O ancora, oltre agli studi su Brook, Cechov, Shakespeare,[2] sguardi sul teatro giapponese,[3] saggi che indagano il teatro in quanto dispositivo[4] o che analizzano, in una dimensione introspettiva, l’intimo rapporto di Banu col teatro,[5] oppure raffinate trilogie dedicate al rapporto tra teatro e pittura[6] o studi sulle relazioni tra teatro e fotografia.[7] 

Scrittore infaticabile, Georges Banu ha dato alle stampe l’ultimo libro pochi mesi prima della sua scomparsa: Les objets blessés[8]  nel quale fa agire sulla scena privata della propria dimora gli oggetti che nel corso della loro esistenza hanno subito gli insulti del tempo ma che mantengono inalterato il loro valore affettivo per chi li possiede. L’anno prima Georges aveva pubblicato Les récits d’Horatio. Portraits et aveux des maîtres du théâtre européen[9] che può essere considerato il suo testamento intellettuale e quasi una premonizione: «À l’heure de la fin, indispensable et bienvenue, je me “distribue” moi-même dans le rôle d’Horatio». Assumendo su di sé la funzione di Orazio, l’amico fedele incaricato da Amleto di narrare la sua storia, Banu rivendica il proprio ruolo di «spectateur témoin» riaffermando il valore della memoria e facendo emergere non soltanto l’operato artistico, ma anche le linee più recondite e personali, quasi intime, della lunga frequentazione con i maggiori esponenti della scena europea del secondo Novecento. 

Senza la voce di Orazio, come potremo sottrarre all’oblio la vita del teatro? Ancora più dura risuona oggi la frase di Amleto nel momento della sua morte: tutto «il resto è silenzio».



[1] Il rosso e l’oro. Una poetica della sala all’italiana, Milano, Rizzoli, 1990; Peter Brook. Da Timone d’Atene a La tempesta o il regista e il cerchio, Firenze, la casa Usher, 1994; Il giardino dei ciliegi. Il nostro teatro. Quaderni di uno spettatore, Torino, Dams, 2002; Memorie del teatro, Genova, il melangolo, 2005.

[2] Shakespeare: métaphores et pratique du théâtre, Avignon, Éditions Universitaires d’Avignon,  2010.

[3] L’acteur qui ne revient pas. Journées de théâtre au Japon, Paris, Aubier, 1986 e Gallimard 1993.

[4] La scène surveillée, Arles, Actes Sud, 2006.

[5] Amour et désamour du théâtre, Arles, Actes Sud, 2013; Le théâtre ou le défi de l’inaccompli, Besançon, Les solitaires intempestifs, 2016.

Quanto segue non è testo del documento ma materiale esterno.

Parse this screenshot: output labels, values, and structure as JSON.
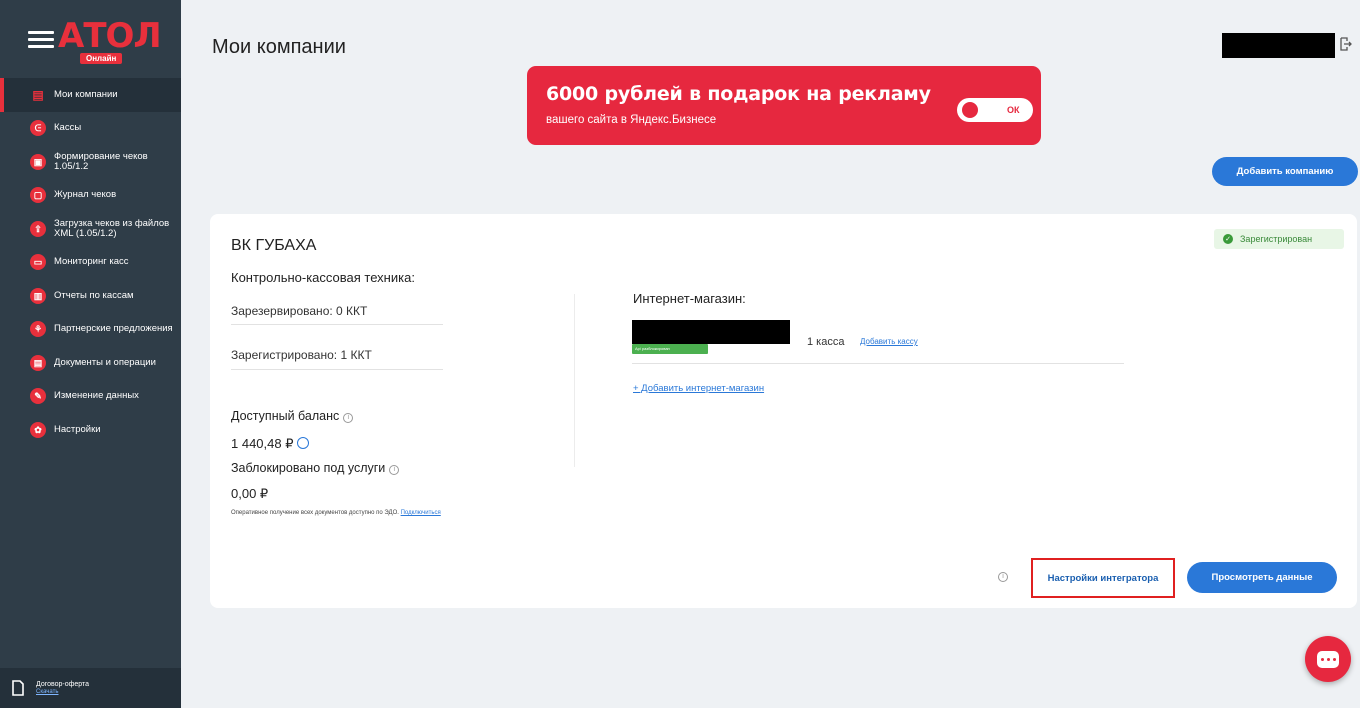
{
  "brand": {
    "logo": "АТОЛ",
    "badge": "Онлайн"
  },
  "sidebar": {
    "items": [
      {
        "label": "Мои компании",
        "icon": "store-icon",
        "active": true
      },
      {
        "label": "Кассы",
        "icon": "cash-register-icon"
      },
      {
        "label": "Формирование чеков 1.05/1.2",
        "icon": "receipt-form-icon"
      },
      {
        "label": "Журнал чеков",
        "icon": "journal-icon"
      },
      {
        "label": "Загрузка чеков из файлов XML (1.05/1.2)",
        "icon": "upload-icon"
      },
      {
        "label": "Мониторинг касс",
        "icon": "monitor-icon"
      },
      {
        "label": "Отчеты по кассам",
        "icon": "report-icon"
      },
      {
        "label": "Партнерские предложения",
        "icon": "partner-icon"
      },
      {
        "label": "Документы и операции",
        "icon": "documents-icon"
      },
      {
        "label": "Изменение данных",
        "icon": "edit-icon"
      },
      {
        "label": "Настройки",
        "icon": "settings-icon"
      }
    ],
    "footer": {
      "label": "Договор-оферта",
      "link": "Скачать"
    }
  },
  "header": {
    "title": "Мои компании"
  },
  "promo": {
    "title": "6000 рублей в подарок на рекламу",
    "subtitle": "вашего сайта в Яндекс.Бизнесе",
    "toggle_label": "ОК"
  },
  "actions": {
    "add_company": "Добавить компанию"
  },
  "company": {
    "name": "ВК ГУБАХА",
    "status": "Зарегистрирован",
    "kkt_heading": "Контрольно-кассовая техника:",
    "reserved": "Зарезервировано: 0 ККТ",
    "registered": "Зарегистрировано: 1 ККТ",
    "balance_label": "Доступный баланс",
    "balance_value": "1 440,48 ₽",
    "blocked_label": "Заблокировано под услуги",
    "blocked_value": "0,00 ₽",
    "edo_note": "Оперативное получение всех документов доступно по ЭДО.",
    "edo_link": "Подключиться",
    "shop_heading": "Интернет-магазин:",
    "shop_tag": "Api разблокирован",
    "kassa_count": "1 касса",
    "add_kassa": "Добавить кассу",
    "add_shop": "+ Добавить интернет-магазин",
    "integrator_settings": "Настройки интегратора",
    "view_data": "Просмотреть данные"
  }
}
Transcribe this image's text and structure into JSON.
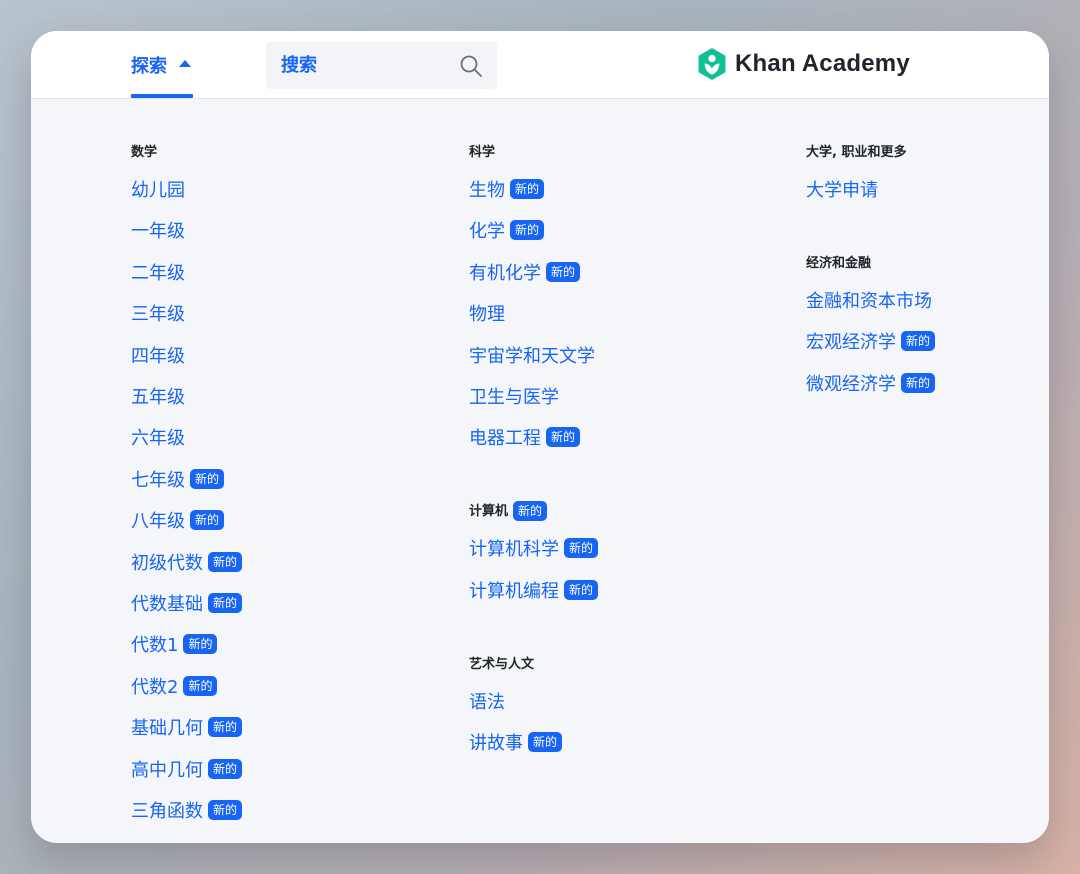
{
  "header": {
    "explore_label": "探索",
    "search_placeholder": "搜索",
    "logo_text": "Khan Academy",
    "brand_color": "#1865f2",
    "logo_color": "#14bf96"
  },
  "badge_label": "新的",
  "columns": [
    {
      "sections": [
        {
          "title": "数学",
          "items": [
            {
              "label": "幼儿园",
              "new": false
            },
            {
              "label": "一年级",
              "new": false
            },
            {
              "label": "二年级",
              "new": false
            },
            {
              "label": "三年级",
              "new": false
            },
            {
              "label": "四年级",
              "new": false
            },
            {
              "label": "五年级",
              "new": false
            },
            {
              "label": "六年级",
              "new": false
            },
            {
              "label": "七年级",
              "new": true
            },
            {
              "label": "八年级",
              "new": true
            },
            {
              "label": "初级代数",
              "new": true
            },
            {
              "label": "代数基础",
              "new": true
            },
            {
              "label": "代数1",
              "new": true
            },
            {
              "label": "代数2",
              "new": true
            },
            {
              "label": "基础几何",
              "new": true
            },
            {
              "label": "高中几何",
              "new": true
            },
            {
              "label": "三角函数",
              "new": true
            }
          ]
        }
      ]
    },
    {
      "sections": [
        {
          "title": "科学",
          "items": [
            {
              "label": "生物",
              "new": true
            },
            {
              "label": "化学",
              "new": true
            },
            {
              "label": "有机化学",
              "new": true
            },
            {
              "label": "物理",
              "new": false
            },
            {
              "label": "宇宙学和天文学",
              "new": false
            },
            {
              "label": "卫生与医学",
              "new": false
            },
            {
              "label": "电器工程",
              "new": true
            }
          ]
        },
        {
          "title": "计算机",
          "title_new": true,
          "items": [
            {
              "label": "计算机科学",
              "new": true
            },
            {
              "label": "计算机编程",
              "new": true
            }
          ]
        },
        {
          "title": "艺术与人文",
          "items": [
            {
              "label": "语法",
              "new": false
            },
            {
              "label": "讲故事",
              "new": true
            }
          ]
        }
      ]
    },
    {
      "sections": [
        {
          "title": "大学, 职业和更多",
          "items": [
            {
              "label": "大学申请",
              "new": false
            }
          ]
        },
        {
          "title": "经济和金融",
          "items": [
            {
              "label": "金融和资本市场",
              "new": false
            },
            {
              "label": "宏观经济学",
              "new": true
            },
            {
              "label": "微观经济学",
              "new": true
            }
          ]
        }
      ]
    }
  ]
}
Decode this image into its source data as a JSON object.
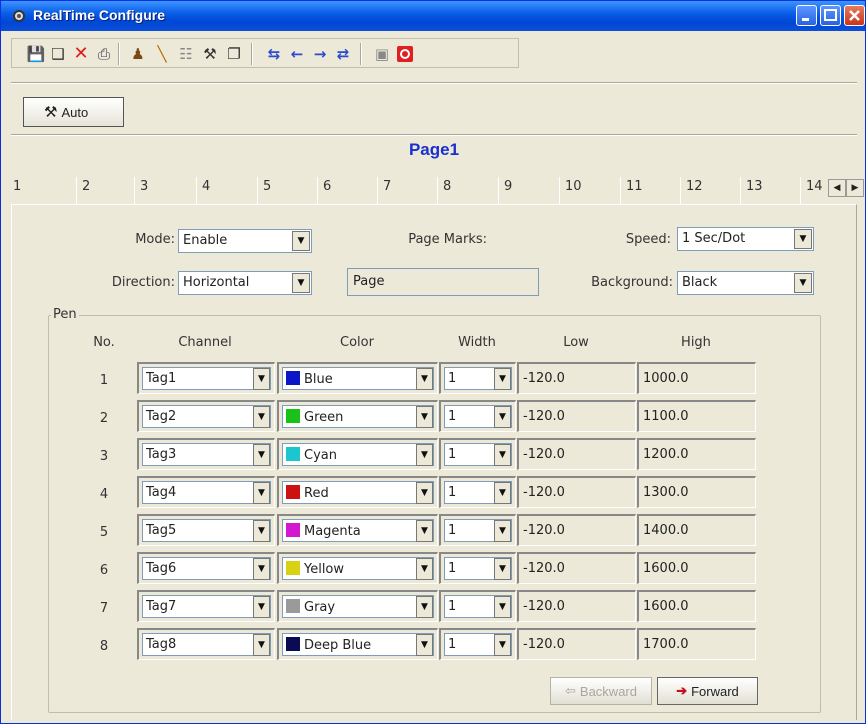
{
  "window": {
    "title": "RealTime Configure"
  },
  "toolbar": {
    "icons": [
      "save-icon",
      "save-as-icon",
      "delete-icon",
      "print-icon",
      "pen-icon",
      "draw-icon",
      "form-icon",
      "settings-icon",
      "export-icon",
      "move-first-icon",
      "move-left-icon",
      "move-right-icon",
      "move-last-icon",
      "info-icon",
      "stop-icon"
    ]
  },
  "auto_button": {
    "label": "Auto"
  },
  "page_title": "Page1",
  "tabs": [
    "1",
    "2",
    "3",
    "4",
    "5",
    "6",
    "7",
    "8",
    "9",
    "10",
    "11",
    "12",
    "13",
    "14"
  ],
  "settings": {
    "mode_label": "Mode:",
    "mode_value": "Enable",
    "page_marks_label": "Page Marks:",
    "page_marks_value": "Page",
    "speed_label": "Speed:",
    "speed_value": "1 Sec/Dot",
    "direction_label": "Direction:",
    "direction_value": "Horizontal",
    "background_label": "Background:",
    "background_value": "Black"
  },
  "pen": {
    "legend": "Pen",
    "headers": {
      "no": "No.",
      "channel": "Channel",
      "color": "Color",
      "width": "Width",
      "low": "Low",
      "high": "High"
    },
    "rows": [
      {
        "no": "1",
        "channel": "Tag1",
        "color": "Blue",
        "swatch": "#0a16c8",
        "width": "1",
        "low": "-120.0",
        "high": "1000.0"
      },
      {
        "no": "2",
        "channel": "Tag2",
        "color": "Green",
        "swatch": "#19c219",
        "width": "1",
        "low": "-120.0",
        "high": "1100.0"
      },
      {
        "no": "3",
        "channel": "Tag3",
        "color": "Cyan",
        "swatch": "#1cc6cf",
        "width": "1",
        "low": "-120.0",
        "high": "1200.0"
      },
      {
        "no": "4",
        "channel": "Tag4",
        "color": "Red",
        "swatch": "#cc1111",
        "width": "1",
        "low": "-120.0",
        "high": "1300.0"
      },
      {
        "no": "5",
        "channel": "Tag5",
        "color": "Magenta",
        "swatch": "#d418d1",
        "width": "1",
        "low": "-120.0",
        "high": "1400.0"
      },
      {
        "no": "6",
        "channel": "Tag6",
        "color": "Yellow",
        "swatch": "#d9d113",
        "width": "1",
        "low": "-120.0",
        "high": "1600.0"
      },
      {
        "no": "7",
        "channel": "Tag7",
        "color": "Gray",
        "swatch": "#9a9a9a",
        "width": "1",
        "low": "-120.0",
        "high": "1600.0"
      },
      {
        "no": "8",
        "channel": "Tag8",
        "color": "Deep Blue",
        "swatch": "#0b0b55",
        "width": "1",
        "low": "-120.0",
        "high": "1700.0"
      }
    ]
  },
  "nav": {
    "backward": "Backward",
    "forward": "Forward"
  }
}
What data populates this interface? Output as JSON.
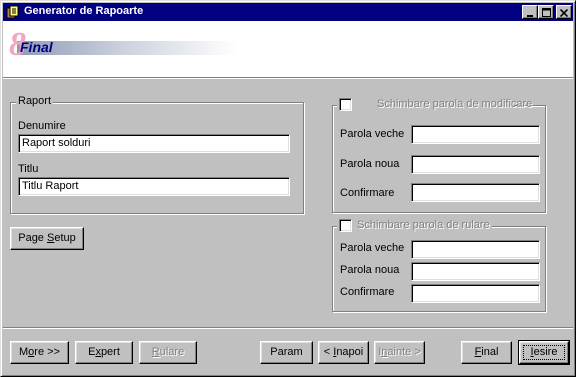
{
  "window": {
    "title": "Generator de Rapoarte",
    "minimize": "_",
    "maximize": "□",
    "close": "✕"
  },
  "wizard": {
    "step_number": "8",
    "step_title": "Final"
  },
  "raport": {
    "legend": "Raport",
    "denumire_label": "Denumire",
    "denumire_value": "Raport solduri",
    "titlu_label": "Titlu",
    "titlu_value": "Titlu Raport"
  },
  "page_setup": {
    "pre": "Page ",
    "u": "S",
    "post": "etup"
  },
  "modificare": {
    "checkbox_label": "Schimbare parola de modificare",
    "checked": false,
    "parola_veche_label": "Parola veche",
    "parola_veche_value": "",
    "parola_noua_label": "Parola noua",
    "parola_noua_value": "",
    "confirmare_label": "Confirmare",
    "confirmare_value": ""
  },
  "rulare": {
    "checkbox_label": "Schimbare parola de rulare",
    "checked": false,
    "parola_veche_label": "Parola veche",
    "parola_veche_value": "",
    "parola_noua_label": "Parola noua",
    "parola_noua_value": "",
    "confirmare_label": "Confirmare",
    "confirmare_value": ""
  },
  "buttons": {
    "more": {
      "pre": "M",
      "u": "o",
      "post": "re >>"
    },
    "expert": {
      "pre": "E",
      "u": "x",
      "post": "pert"
    },
    "rulare": {
      "pre": "",
      "u": "R",
      "post": "ulare",
      "enabled": false
    },
    "param": {
      "pre": "Param",
      "u": "",
      "post": ""
    },
    "inapoi": {
      "pre": "< ",
      "u": "I",
      "post": "napoi"
    },
    "inainte": {
      "pre": "I",
      "u": "n",
      "post": "ainte >",
      "enabled": false
    },
    "final": {
      "pre": "",
      "u": "F",
      "post": "inal"
    },
    "iesire": {
      "pre": "",
      "u": "I",
      "post": "esire"
    }
  }
}
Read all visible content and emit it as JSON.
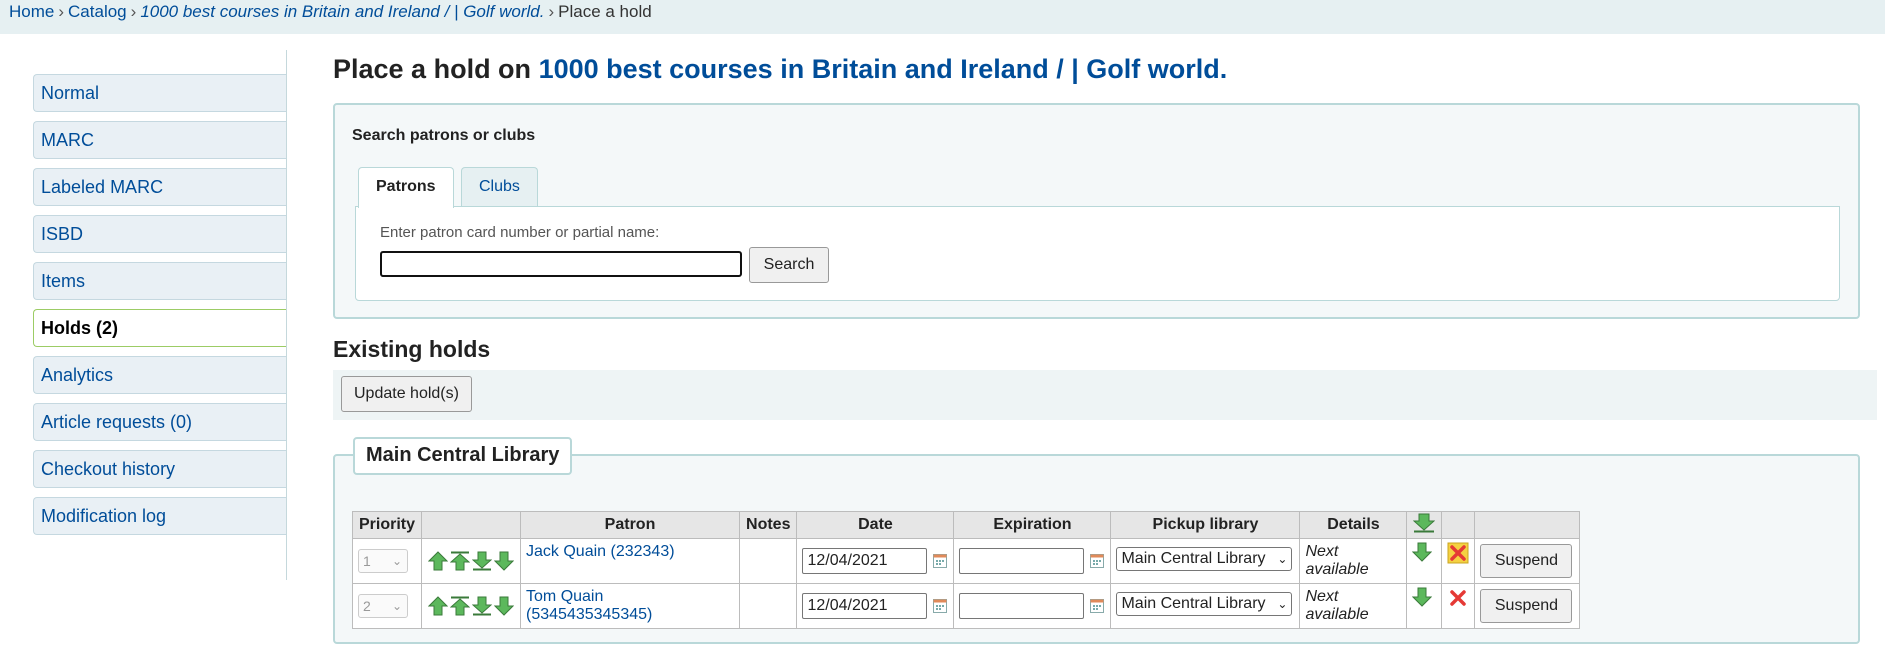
{
  "breadcrumb": {
    "home": "Home",
    "catalog": "Catalog",
    "title": "1000 best courses in Britain and Ireland / | Golf world.",
    "current": "Place a hold",
    "separator": "›"
  },
  "sidebar": {
    "items": [
      {
        "label": "Normal"
      },
      {
        "label": "MARC"
      },
      {
        "label": "Labeled MARC"
      },
      {
        "label": "ISBD"
      },
      {
        "label": "Items"
      },
      {
        "label": "Holds (2)",
        "active": true
      },
      {
        "label": "Analytics"
      },
      {
        "label": "Article requests (0)"
      },
      {
        "label": "Checkout history"
      },
      {
        "label": "Modification log"
      }
    ]
  },
  "page": {
    "title_prefix": "Place a hold on",
    "title_link": "1000 best courses in Britain and Ireland / | Golf world."
  },
  "search": {
    "legend": "Search patrons or clubs",
    "tabs": [
      {
        "label": "Patrons",
        "active": true
      },
      {
        "label": "Clubs"
      }
    ],
    "input_label": "Enter patron card number or partial name:",
    "input_value": "",
    "button": "Search"
  },
  "existing": {
    "title": "Existing holds",
    "update_button": "Update hold(s)",
    "library": "Main Central Library",
    "columns": [
      "Priority",
      "",
      "Patron",
      "Notes",
      "Date",
      "Expiration",
      "Pickup library",
      "Details",
      "",
      "",
      ""
    ],
    "rows": [
      {
        "priority": "1",
        "patron": "Jack Quain (232343)",
        "notes": "",
        "date": "12/04/2021",
        "expiration": "",
        "pickup": "Main Central Library",
        "details": "Next available",
        "delete_highlight": true,
        "action": "Suspend"
      },
      {
        "priority": "2",
        "patron": "Tom Quain (5345435345345)",
        "notes": "",
        "date": "12/04/2021",
        "expiration": "",
        "pickup": "Main Central Library",
        "details": "Next available",
        "delete_highlight": false,
        "action": "Suspend"
      }
    ]
  },
  "icons": {
    "move_up": "arrow-up-icon",
    "move_top": "arrow-top-icon",
    "move_bottom": "arrow-bottom-icon",
    "move_down": "arrow-down-icon",
    "calendar": "calendar-icon",
    "delete": "delete-icon"
  },
  "colors": {
    "link": "#004d99",
    "arrow_green": "#5cb85c",
    "delete_red": "#e53935",
    "panel_border": "#b9d8d9",
    "breadcrumb_bg": "#e6f0f2"
  }
}
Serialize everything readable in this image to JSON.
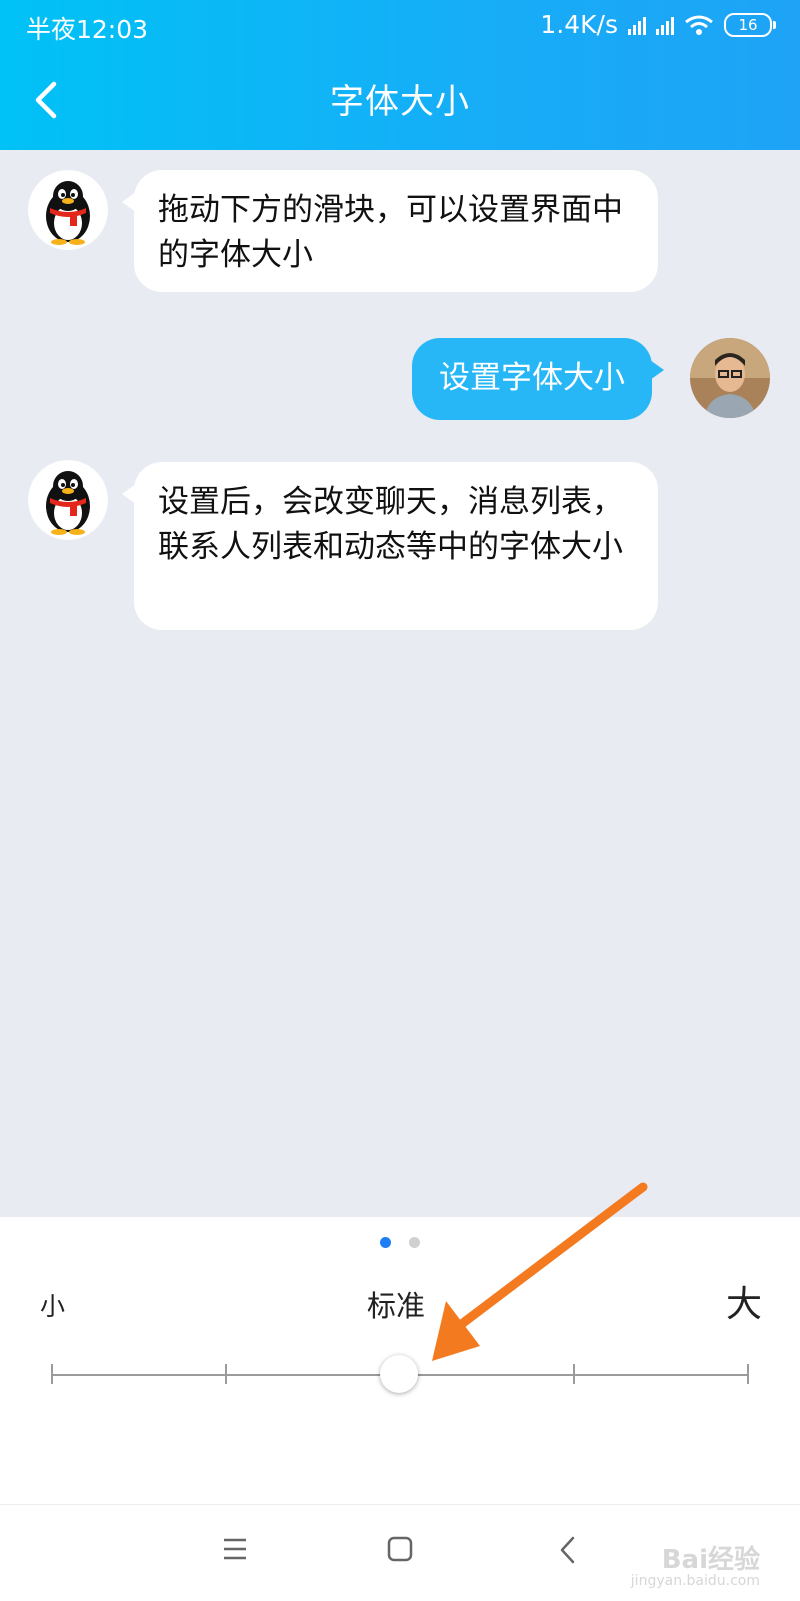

[6] Le rideau ou La fêlure du monde, Paris, Adam Biro, 1997; L’homme de dos : peinture, théâtre, Paris, Adam Biro, 2000; Nocturnes. Peindre la nuit, jouer dans le noir, Paris Adam Biro, 2005.

[7] Sarah Bernhardt : sculptures de l’éphémère, Paris, Caisse national des monuments historiques, 1994.

[8] Les objets blessés, Paris Cohen & Cohen, 2022.

[9] Les récits d’Horatio. Portraits et aveux des maîtres du théâtre européen, Arles, Actes Sud, 2021).